Speaking in a news conference, ECB President Mario Draghi said the new programs will be launched next month, and operational details will be provided after the governing council’s Oct. 2 meeting.
While the ECB had in recent months indicated it was considering an ABS purchase program, the addition of a covered bond program and rate cuts was a surprise, and an indication that officials have grown increasingly concerned that the recent period of very low inflation could persist longer than first thought and may threaten the currency area’s economic recovery.
“In August, we see a worsening of the medium-term inflation outlook, a downward movement in all indicators of inflation expectations,” Mr. Draghi said. “Most, if not all, the data we got in August on GDP (gross domestic product) and inflation showed that the recovery was losing momentum.”

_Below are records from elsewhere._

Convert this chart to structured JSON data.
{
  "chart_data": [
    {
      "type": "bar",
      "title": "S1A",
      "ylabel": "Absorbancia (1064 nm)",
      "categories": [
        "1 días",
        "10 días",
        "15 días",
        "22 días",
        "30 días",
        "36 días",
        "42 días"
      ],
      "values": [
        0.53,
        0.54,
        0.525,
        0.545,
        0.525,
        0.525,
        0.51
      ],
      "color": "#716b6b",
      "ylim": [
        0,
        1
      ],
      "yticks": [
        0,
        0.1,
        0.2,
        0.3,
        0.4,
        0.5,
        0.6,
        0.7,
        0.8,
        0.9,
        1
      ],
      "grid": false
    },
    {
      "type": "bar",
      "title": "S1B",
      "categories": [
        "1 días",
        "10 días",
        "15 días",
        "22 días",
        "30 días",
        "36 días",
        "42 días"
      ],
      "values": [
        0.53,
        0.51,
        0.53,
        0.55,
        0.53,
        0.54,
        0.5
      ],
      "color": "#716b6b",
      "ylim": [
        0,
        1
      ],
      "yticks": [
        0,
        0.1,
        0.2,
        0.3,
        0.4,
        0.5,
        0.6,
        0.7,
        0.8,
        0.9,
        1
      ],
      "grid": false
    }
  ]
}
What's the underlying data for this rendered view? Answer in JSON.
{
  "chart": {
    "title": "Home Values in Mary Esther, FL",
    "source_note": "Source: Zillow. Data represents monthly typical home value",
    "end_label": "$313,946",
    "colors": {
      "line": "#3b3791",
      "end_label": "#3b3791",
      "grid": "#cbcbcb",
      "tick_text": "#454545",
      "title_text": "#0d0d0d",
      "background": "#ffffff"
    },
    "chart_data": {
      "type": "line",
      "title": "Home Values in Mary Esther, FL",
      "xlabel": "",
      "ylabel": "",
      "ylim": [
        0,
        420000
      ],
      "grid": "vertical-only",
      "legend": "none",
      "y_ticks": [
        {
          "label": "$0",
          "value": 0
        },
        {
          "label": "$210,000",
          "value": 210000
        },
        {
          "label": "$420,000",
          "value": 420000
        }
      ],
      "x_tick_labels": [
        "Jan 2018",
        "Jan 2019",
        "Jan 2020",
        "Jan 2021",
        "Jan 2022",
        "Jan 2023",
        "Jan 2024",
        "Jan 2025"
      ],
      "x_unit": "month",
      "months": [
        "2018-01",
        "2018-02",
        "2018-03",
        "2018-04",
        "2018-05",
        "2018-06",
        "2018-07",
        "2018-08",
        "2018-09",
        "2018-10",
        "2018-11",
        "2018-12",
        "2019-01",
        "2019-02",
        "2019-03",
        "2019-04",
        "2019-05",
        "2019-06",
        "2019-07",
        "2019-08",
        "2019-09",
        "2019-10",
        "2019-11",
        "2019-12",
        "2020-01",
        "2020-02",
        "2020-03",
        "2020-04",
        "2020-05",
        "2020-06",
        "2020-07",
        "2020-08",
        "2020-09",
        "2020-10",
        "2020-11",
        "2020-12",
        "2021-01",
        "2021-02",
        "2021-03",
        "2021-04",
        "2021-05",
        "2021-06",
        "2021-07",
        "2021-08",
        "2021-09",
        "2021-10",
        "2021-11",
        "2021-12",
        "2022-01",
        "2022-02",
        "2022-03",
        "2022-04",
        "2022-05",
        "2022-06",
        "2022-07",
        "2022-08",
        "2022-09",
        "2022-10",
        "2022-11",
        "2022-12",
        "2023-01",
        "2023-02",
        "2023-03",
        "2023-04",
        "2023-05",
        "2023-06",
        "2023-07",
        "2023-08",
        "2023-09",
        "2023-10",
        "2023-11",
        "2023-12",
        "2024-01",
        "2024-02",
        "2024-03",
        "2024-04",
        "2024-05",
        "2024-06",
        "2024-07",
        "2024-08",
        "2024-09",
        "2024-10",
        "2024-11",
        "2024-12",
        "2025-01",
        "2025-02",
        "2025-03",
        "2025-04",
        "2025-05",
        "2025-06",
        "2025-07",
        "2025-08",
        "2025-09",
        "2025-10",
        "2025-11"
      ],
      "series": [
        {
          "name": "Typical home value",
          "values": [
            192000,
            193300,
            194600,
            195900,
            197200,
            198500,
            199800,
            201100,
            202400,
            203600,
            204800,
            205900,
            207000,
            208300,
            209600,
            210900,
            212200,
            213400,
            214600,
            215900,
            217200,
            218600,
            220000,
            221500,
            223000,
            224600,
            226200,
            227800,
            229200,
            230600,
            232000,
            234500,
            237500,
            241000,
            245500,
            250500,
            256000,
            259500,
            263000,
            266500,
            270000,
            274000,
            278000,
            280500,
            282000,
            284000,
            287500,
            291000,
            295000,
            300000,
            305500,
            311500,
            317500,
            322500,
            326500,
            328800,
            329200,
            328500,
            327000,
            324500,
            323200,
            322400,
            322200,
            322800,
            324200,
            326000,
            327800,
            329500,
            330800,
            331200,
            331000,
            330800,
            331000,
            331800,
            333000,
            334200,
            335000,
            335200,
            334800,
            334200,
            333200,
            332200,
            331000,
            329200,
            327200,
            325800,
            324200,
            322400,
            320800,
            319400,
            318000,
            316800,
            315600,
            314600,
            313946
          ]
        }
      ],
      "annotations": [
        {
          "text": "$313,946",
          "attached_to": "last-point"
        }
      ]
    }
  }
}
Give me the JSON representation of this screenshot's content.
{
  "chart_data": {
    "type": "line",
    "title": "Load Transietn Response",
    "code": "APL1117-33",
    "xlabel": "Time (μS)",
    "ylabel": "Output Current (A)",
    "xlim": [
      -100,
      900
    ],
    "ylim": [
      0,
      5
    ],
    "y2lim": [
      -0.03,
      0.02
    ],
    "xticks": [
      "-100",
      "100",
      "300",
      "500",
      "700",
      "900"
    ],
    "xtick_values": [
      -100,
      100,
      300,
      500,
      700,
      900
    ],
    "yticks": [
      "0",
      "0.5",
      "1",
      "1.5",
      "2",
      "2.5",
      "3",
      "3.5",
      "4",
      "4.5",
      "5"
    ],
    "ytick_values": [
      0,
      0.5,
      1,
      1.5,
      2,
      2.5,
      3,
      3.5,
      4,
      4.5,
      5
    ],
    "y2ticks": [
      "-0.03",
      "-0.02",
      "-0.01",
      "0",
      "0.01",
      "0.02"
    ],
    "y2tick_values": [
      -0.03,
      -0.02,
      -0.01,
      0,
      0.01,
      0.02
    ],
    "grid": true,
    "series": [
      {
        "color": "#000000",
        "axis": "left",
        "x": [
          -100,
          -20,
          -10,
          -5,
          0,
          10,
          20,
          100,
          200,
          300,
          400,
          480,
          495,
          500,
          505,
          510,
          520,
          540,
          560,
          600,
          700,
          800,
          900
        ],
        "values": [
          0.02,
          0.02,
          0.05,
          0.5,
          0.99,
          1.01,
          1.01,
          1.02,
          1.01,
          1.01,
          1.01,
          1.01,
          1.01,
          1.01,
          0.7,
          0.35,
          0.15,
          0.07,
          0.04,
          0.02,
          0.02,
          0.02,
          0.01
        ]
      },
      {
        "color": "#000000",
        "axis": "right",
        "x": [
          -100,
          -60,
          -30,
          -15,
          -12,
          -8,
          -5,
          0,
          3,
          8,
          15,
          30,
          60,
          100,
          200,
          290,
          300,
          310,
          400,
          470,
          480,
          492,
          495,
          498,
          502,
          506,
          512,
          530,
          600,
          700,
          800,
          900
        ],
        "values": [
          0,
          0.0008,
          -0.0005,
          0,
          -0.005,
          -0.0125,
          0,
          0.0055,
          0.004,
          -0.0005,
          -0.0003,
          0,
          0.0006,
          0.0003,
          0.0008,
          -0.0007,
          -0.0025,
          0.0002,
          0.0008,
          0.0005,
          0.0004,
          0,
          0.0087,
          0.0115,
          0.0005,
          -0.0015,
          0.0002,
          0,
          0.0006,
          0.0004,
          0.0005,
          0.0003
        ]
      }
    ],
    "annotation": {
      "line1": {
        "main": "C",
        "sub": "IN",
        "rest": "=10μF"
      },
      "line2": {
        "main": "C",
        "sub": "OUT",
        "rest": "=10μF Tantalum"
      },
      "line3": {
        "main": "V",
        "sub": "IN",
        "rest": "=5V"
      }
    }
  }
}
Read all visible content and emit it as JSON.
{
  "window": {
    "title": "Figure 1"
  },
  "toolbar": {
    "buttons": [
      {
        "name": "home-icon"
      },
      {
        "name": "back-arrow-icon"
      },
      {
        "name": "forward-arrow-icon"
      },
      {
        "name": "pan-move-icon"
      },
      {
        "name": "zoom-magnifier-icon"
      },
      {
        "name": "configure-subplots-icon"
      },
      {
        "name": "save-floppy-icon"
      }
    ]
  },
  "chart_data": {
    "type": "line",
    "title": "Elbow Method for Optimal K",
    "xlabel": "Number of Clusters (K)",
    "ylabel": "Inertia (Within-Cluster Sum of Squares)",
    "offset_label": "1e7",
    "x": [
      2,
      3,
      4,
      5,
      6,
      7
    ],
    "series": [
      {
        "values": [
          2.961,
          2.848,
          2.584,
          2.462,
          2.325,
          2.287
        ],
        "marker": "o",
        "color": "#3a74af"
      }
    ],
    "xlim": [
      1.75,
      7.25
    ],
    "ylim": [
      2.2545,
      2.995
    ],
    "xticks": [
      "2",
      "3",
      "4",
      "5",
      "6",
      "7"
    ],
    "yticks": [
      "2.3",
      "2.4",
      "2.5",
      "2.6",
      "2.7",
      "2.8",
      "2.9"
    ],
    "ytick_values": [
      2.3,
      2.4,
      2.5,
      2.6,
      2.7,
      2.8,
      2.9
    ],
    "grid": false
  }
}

Mr. Draghi said the measures announced Thursday were intended to “strengthen” the package agreed in June, which also included rate cuts and new, cheap medium-term loans for banks intended to boost their lending to eurozone businesses.
He stressed that the central bank won’t be able to cut its interest rates any further.
“Now we are at the lower bound,” he said.
However, Mr. Draghi said that the central bank is ready to provide more stimulus if needed through “unconventional instruments within its mandate,” including large-scale purchases of bonds known as quantitative easing.
Responding to questions from reporters, Mr. Draghi said that launch of such a program had been discussed by the governing council, and some members had wanted to proceed immediately with QE.
“Some were in favor of doing more, some were in favor of doing less,” Mr. Draghi said, confirming that some members of the governing council opposed the rate cuts.
The euro fell more than 1% against the dollar to a 14-month low after the ECB announced the rate cut. Equity markets rose, with the Stoxx Europe 600 gaining 0.87% and the U.K.’s FTSE up 0.2%, closing in on its highest level in its 30-year history.
The ECB’s main lending rate was lowered to 0.05% from 0.15%. The ECB also lowered the rate on overnight bank funds parked at the central bank to -0.2% from -0.1%. The ECB in June became the largest central bank to experiment with a negative rate on bank deposits, a measure aimed at encouraging banks to lend surplus funds to other financial institutions rather than parking them at the ECB. It also cut the rate it charges on overnight loans to 0.30% from 0.40%.
The vast majority of economists—43 out of 47 in a Wall Street Journal survey—had expected no change in light of ECB President Mario Draghi’s comments after the June rate cuts that the ECB had “from all practical purposes…reached the lower bound” on rates.
Mr. Draghi fanned hopes for additional easing last month when he warned that market-based measures of inflation expectations had weakened, an indication that officials have grown increasingly concerned that the recent period of very low inflation could persist longer than first thought.
Recent economic data highlight that risk. Gross domestic product in the eurozone stalled in the second quarter, with Germany and Italy posting contractions and France failing to expand. Business surveys for July and August point to a meager start to the third quarter, too.
A separate report showed inflation weakening to a five-year low in August, just 0.3% in annual terms.